# bubble hash spliff??



## shuggy4105 (Jul 11, 2007)

with bubble hash, can you smoke it in joints or is it only usable in the bong?
i`m just finishing off "the gumby method" and if it`s for the bong only, i`ll have to buy one.  
this may be a total newbie question, but i need to know man,
cheers:spit:


----------



## CHRONIC_COVERED_HASH (Jul 11, 2007)

shuggy your better off smoking it in a pipe or a bong, dont think that it will smoke well in a joint. IMHO.


----------



## DLtoker (Jul 12, 2007)

You can roll it up in a narrow rod, the length of the spliff.  Roll with grass and hash and should work like a charm... or so I hear.


----------



## Dyannas son (Jul 12, 2007)

i know that it works if you wipe oil on a swisher then roll it i never tried to do it on a joint but i now it works on a blunt


----------



## Rocker420 (Jul 12, 2007)

i love to roll a joint and put some hash oil on it. just like Dyannas son said, whipe it on the paper after you roll it.


----------



## Bubby (Jul 12, 2007)

When you pull on the spliff, point it upwards, so the hash doesn't fall out and burn a hole in your pants..

_Good times._


----------



## Hick (Jul 13, 2007)

Dyannas son said:
			
		

> i know that it works if you wipe oil on a swisher then roll it i never tried to do it on a joint but i now it works on a blunt




Hash oil is NOT bubble hash or gumby hash.  
Hash should be ground to a fine powder and spread evenly over the mj in a "J" or it will not burn evenly.


----------



## shuggy4105 (Jul 13, 2007)

great to see you back with us Hick, yeah man, i let the "bubble hash"  dry a bit longer and she puffed great in a spliff.
thanks for the advice dudes


----------



## Sophiesdad (Jul 14, 2007)

DLtoker said:
			
		

> You can roll it up in a narrow rod, the length of the spliff. Roll with grass and hash and should work like a charm... or so I hear.

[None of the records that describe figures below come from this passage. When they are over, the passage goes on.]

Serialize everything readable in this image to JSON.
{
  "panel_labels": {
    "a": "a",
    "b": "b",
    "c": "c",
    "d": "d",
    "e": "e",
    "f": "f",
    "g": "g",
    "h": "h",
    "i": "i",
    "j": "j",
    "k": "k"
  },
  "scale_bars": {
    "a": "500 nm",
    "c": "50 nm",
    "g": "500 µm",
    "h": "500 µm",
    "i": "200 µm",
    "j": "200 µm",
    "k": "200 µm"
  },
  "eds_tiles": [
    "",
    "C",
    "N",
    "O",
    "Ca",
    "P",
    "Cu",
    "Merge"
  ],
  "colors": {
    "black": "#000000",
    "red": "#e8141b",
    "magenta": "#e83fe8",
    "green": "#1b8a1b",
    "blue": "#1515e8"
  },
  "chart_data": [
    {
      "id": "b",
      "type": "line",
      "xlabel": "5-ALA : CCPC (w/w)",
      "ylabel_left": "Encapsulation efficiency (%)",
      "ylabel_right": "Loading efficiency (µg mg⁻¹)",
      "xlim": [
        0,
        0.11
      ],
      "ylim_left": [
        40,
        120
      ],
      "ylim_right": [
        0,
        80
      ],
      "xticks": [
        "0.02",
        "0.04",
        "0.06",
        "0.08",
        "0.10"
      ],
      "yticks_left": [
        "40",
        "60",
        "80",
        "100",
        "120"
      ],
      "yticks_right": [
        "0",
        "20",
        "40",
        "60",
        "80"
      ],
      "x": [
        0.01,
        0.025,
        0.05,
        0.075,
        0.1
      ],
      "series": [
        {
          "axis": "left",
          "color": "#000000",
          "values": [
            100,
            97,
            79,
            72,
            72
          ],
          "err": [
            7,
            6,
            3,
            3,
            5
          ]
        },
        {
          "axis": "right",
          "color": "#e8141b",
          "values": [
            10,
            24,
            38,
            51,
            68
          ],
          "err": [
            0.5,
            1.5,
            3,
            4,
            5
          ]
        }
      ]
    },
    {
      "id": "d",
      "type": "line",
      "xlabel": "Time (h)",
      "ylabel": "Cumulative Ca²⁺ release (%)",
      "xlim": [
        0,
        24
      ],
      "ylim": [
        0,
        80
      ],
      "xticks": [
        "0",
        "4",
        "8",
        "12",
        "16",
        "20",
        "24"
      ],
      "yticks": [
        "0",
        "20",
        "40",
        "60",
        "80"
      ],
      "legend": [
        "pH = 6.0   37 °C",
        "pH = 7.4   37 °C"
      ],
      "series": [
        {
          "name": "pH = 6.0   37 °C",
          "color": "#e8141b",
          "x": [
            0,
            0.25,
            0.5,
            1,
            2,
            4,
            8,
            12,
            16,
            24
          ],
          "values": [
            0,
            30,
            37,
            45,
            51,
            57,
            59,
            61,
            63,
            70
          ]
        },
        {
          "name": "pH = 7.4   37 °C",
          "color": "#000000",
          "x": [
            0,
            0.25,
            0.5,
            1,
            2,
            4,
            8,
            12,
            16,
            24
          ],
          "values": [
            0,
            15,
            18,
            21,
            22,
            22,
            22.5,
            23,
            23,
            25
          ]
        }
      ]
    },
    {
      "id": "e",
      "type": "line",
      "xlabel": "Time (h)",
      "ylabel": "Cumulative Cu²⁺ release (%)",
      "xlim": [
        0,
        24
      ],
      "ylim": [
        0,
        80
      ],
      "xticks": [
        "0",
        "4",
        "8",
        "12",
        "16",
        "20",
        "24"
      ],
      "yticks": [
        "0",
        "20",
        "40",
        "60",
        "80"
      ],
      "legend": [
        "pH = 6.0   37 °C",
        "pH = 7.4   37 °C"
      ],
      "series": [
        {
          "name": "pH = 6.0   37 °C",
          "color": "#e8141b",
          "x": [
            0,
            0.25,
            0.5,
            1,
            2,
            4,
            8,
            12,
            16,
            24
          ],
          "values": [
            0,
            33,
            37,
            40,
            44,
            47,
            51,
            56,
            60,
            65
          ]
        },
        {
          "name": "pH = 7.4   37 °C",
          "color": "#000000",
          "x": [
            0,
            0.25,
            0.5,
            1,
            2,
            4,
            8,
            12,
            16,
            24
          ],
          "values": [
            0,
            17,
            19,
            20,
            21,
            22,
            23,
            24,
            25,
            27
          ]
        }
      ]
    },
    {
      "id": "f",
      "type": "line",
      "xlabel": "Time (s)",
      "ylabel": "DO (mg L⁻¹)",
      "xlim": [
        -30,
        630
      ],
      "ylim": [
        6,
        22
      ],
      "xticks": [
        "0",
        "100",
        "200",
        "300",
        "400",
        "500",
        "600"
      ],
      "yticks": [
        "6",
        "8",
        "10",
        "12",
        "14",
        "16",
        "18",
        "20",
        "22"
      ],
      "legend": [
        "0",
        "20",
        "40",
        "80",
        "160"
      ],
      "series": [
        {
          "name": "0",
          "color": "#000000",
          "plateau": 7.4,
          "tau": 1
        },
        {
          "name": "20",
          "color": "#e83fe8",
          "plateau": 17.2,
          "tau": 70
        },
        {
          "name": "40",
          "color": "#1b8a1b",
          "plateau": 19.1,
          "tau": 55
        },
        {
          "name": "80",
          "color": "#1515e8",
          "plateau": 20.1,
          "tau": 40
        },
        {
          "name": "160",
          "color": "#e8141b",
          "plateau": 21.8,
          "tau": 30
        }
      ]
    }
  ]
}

And make sure to invite your friends...


----------



## the_riz (Jul 14, 2007)

Bubby said:
			
		

> When you pull on the spliff, point it upwards, so the hash doesn't fall out and burn a hole in your pants..
> 
> _Good times._



*lol i dont know man, id rather take a hole in the pants over a hole in my cheek anyday  *


----------



## Dyannas son (Jul 15, 2007)

Hick said:
			
		

> Hash oil is NOT bubble hash or gumby hash.
> Hash should be ground to a fine powder and spread evenly over the mj in a "J" or it will not burn evenly.



haha damn i guess i should have read the whole thing,''must have been riped''
but yeah what hick said although i dont have much exp with bubble hash,im used to oils....
my fault.


----------



## shuggy4105 (Jul 23, 2007)

thanks to all who have responded man, i`ve got the technique down, no probs. i just stuck the ball of bubble in front of a fan again, and she dried nice for spliffs. ive had a great time man!


----------